The author makes a valid observation wrapped in an overstatement. Yes, AI coding agents have changed the economics of building custom tooling. But the conclusion—that frameworks are now obsolete—misses the forest for the trees.The problem with "framework culture" wasn't that frameworks exist, but that we lost the ability to critically evaluate when they're appropriate. We reached for React for static sites, Kubernetes for three-server deployments, and microservices for monolithic problems—not because these tools were wrong, but because we stopped thinking.What AI agents actually restore isn't "pure software engineering"—it's optionality. The cost of writing a custom solution has dropped dramatically, which means the decision tree has changed. Now you can prototype both approaches in an afternoon and make an informed choice.But here's what AI doesn't solve: understanding the problem domain deeply enough to architect a maintainable solution. You can generate 10,000 lines of bespoke code in minutes, but if you don't understand the invariants, edge cases, and failure modes, you've just created a different kind of technical debt—one that's harder to unwind because there's no community, no documentation, and no shared understanding.Frameworks encode decades of collective battle scars. Dismissing them entirely is like dismissing the wheel because you can now 3D-print custom rollers. Sometimes you want the custom roller. Sometimes you want the battle-tested wheel. AI gives you both options faster—it doesn't make the decision for you.


The author makes a valid observation wrapped in an overstatement. Yes, AI coding agents have changed the economics of building custom tooling. But the conclusion—that frameworks are now obsolete—misses the forest for the trees.

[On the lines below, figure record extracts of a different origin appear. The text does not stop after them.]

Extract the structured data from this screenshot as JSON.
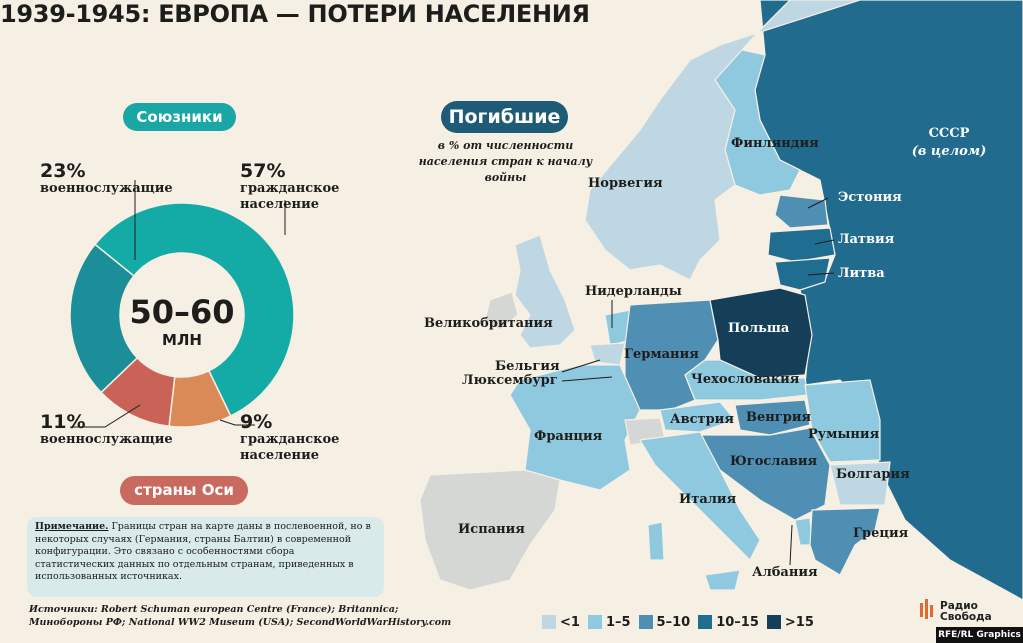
{
  "title": "1939-1945: ЕВРОПА — ПОТЕРИ НАСЕЛЕНИЯ",
  "allies_label": "Союзники",
  "axis_label": "страны Оси",
  "total": {
    "value": "50–60",
    "unit": "МЛН"
  },
  "deaths_badge": "Погибшие",
  "deaths_description": "в % от численности населения стран к началу войны",
  "chart_data": {
    "type": "pie",
    "center_label": "50–60 МЛН",
    "slices": [
      {
        "label": "военнослужащие",
        "group": "Союзники",
        "value": 23,
        "display": "23%",
        "color": "#1b8e99"
      },
      {
        "label": "гражданское население",
        "group": "Союзники",
        "value": 57,
        "display": "57%",
        "color": "#14aaa6"
      },
      {
        "label": "военнослужащие",
        "group": "страны Оси",
        "value": 11,
        "display": "11%",
        "color": "#c96257"
      },
      {
        "label": "гражданское население",
        "group": "страны Оси",
        "value": 9,
        "display": "9%",
        "color": "#d98a56"
      }
    ]
  },
  "map_legend": [
    {
      "label": "<1",
      "color": "#bfd7e2"
    },
    {
      "label": "1–5",
      "color": "#8ec9e0"
    },
    {
      "label": "5–10",
      "color": "#4f8fb3"
    },
    {
      "label": "10–15",
      "color": "#1f6d91"
    },
    {
      "label": ">15",
      "color": "#153e59"
    }
  ],
  "colors": {
    "neutral": "#d4d7d4",
    "ussr": "#216b8f"
  },
  "countries": [
    {
      "name": "СССР",
      "class": "10–15"
    },
    {
      "name": "(в целом)"
    },
    {
      "name": "Финляндия",
      "class": "1–5"
    },
    {
      "name": "Норвегия",
      "class": "<1"
    },
    {
      "name": "Эстония",
      "class": "5–10"
    },
    {
      "name": "Латвия",
      "class": "10–15"
    },
    {
      "name": "Литва",
      "class": "10–15"
    },
    {
      "name": "Нидерланды",
      "class": "1–5"
    },
    {
      "name": "Великобритания",
      "class": "<1"
    },
    {
      "name": "Польша",
      "class": ">15"
    },
    {
      "name": "Германия",
      "class": "5–10"
    },
    {
      "name": "Бельгия",
      "class": "<1"
    },
    {
      "name": "Люксембург",
      "class": "1–5"
    },
    {
      "name": "Чехословакия",
      "class": "1–5"
    },
    {
      "name": "Австрия",
      "class": "1–5"
    },
    {
      "name": "Венгрия",
      "class": "5–10"
    },
    {
      "name": "Франция",
      "class": "1–5"
    },
    {
      "name": "Румыния",
      "class": "1–5"
    },
    {
      "name": "Югославия",
      "class": "5–10"
    },
    {
      "name": "Болгария",
      "class": "<1"
    },
    {
      "name": "Италия",
      "class": "1–5"
    },
    {
      "name": "Испания",
      "class": "нет данных"
    },
    {
      "name": "Греция",
      "class": "5–10"
    },
    {
      "name": "Албания",
      "class": "1–5"
    }
  ],
  "note_head": "Примечание.",
  "note_text": "Границы стран на карте даны в послевоенной, но в некоторых случаях (Германия, страны Балтии) в современной конфигурации. Это связано с особенностями сбора статистических данных по отдельным странам, приведенных в использованных источниках.",
  "sources": "Источники: Robert Schuman european Centre (France); Britannica; Минобороны РФ; National WW2 Museum (USA); SecondWorldWarHistory.com",
  "logo": {
    "line1": "Радио",
    "line2": "Свобода"
  },
  "credit": "RFE/RL Graphics"
}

The problem with "framework culture" wasn't that frameworks exist, but that we lost the ability to critically evaluate when they're appropriate. We reached for React for static sites, Kubernetes for three-server deployments, and microservices for monolithic problems—not because these tools were wrong, but because we stopped thinking.

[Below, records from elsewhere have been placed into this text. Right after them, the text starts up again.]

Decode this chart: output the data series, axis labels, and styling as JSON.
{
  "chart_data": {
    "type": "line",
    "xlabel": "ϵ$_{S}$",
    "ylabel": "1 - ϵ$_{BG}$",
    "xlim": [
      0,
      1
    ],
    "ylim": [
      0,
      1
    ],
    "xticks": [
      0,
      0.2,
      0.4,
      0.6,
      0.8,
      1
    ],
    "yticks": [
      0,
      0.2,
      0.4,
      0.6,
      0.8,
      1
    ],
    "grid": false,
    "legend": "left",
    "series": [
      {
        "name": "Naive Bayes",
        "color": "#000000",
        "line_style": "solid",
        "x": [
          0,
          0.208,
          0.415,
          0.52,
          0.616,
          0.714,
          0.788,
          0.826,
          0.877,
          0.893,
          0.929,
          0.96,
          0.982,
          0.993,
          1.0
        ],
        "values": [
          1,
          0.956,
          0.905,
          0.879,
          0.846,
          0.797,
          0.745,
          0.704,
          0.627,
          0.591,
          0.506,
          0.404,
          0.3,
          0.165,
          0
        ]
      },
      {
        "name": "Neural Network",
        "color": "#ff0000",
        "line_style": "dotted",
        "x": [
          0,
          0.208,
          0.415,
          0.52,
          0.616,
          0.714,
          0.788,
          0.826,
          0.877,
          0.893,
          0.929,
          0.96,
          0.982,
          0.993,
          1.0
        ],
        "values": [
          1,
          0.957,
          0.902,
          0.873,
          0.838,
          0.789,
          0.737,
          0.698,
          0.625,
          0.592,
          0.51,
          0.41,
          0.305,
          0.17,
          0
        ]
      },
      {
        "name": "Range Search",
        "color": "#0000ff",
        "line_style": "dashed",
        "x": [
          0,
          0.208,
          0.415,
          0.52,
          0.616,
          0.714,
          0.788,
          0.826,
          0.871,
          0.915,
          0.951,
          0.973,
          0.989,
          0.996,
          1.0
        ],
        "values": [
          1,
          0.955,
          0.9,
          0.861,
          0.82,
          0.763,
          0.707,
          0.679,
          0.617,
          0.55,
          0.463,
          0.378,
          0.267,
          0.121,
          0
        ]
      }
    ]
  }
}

What AI agents actually restore isn't "pure software engineering"—it's optionality. The cost of writing a custom solution has dropped dramatically, which means the decision tree has changed. Now you can prototype both approaches in an afternoon and make an informed choice.

But here's what AI doesn't solve: understanding the problem domain deeply enough to architect a maintainable solution. You can generate 10,000 lines of bespoke code in minutes, but if you don't understand the invariants, edge cases, and failure modes, you've just created a different kind of technical debt—one that's harder to unwind because there's no community, no documentation, and no shared understanding.

Frameworks encode decades of collective battle scars. Dismissing them entirely is like dismissing the wheel because you can now 3D-print custom rollers. Sometimes you want the custom roller. Sometimes you want the battle-tested wheel. AI gives you both options faster—it doesn't make the decision for you.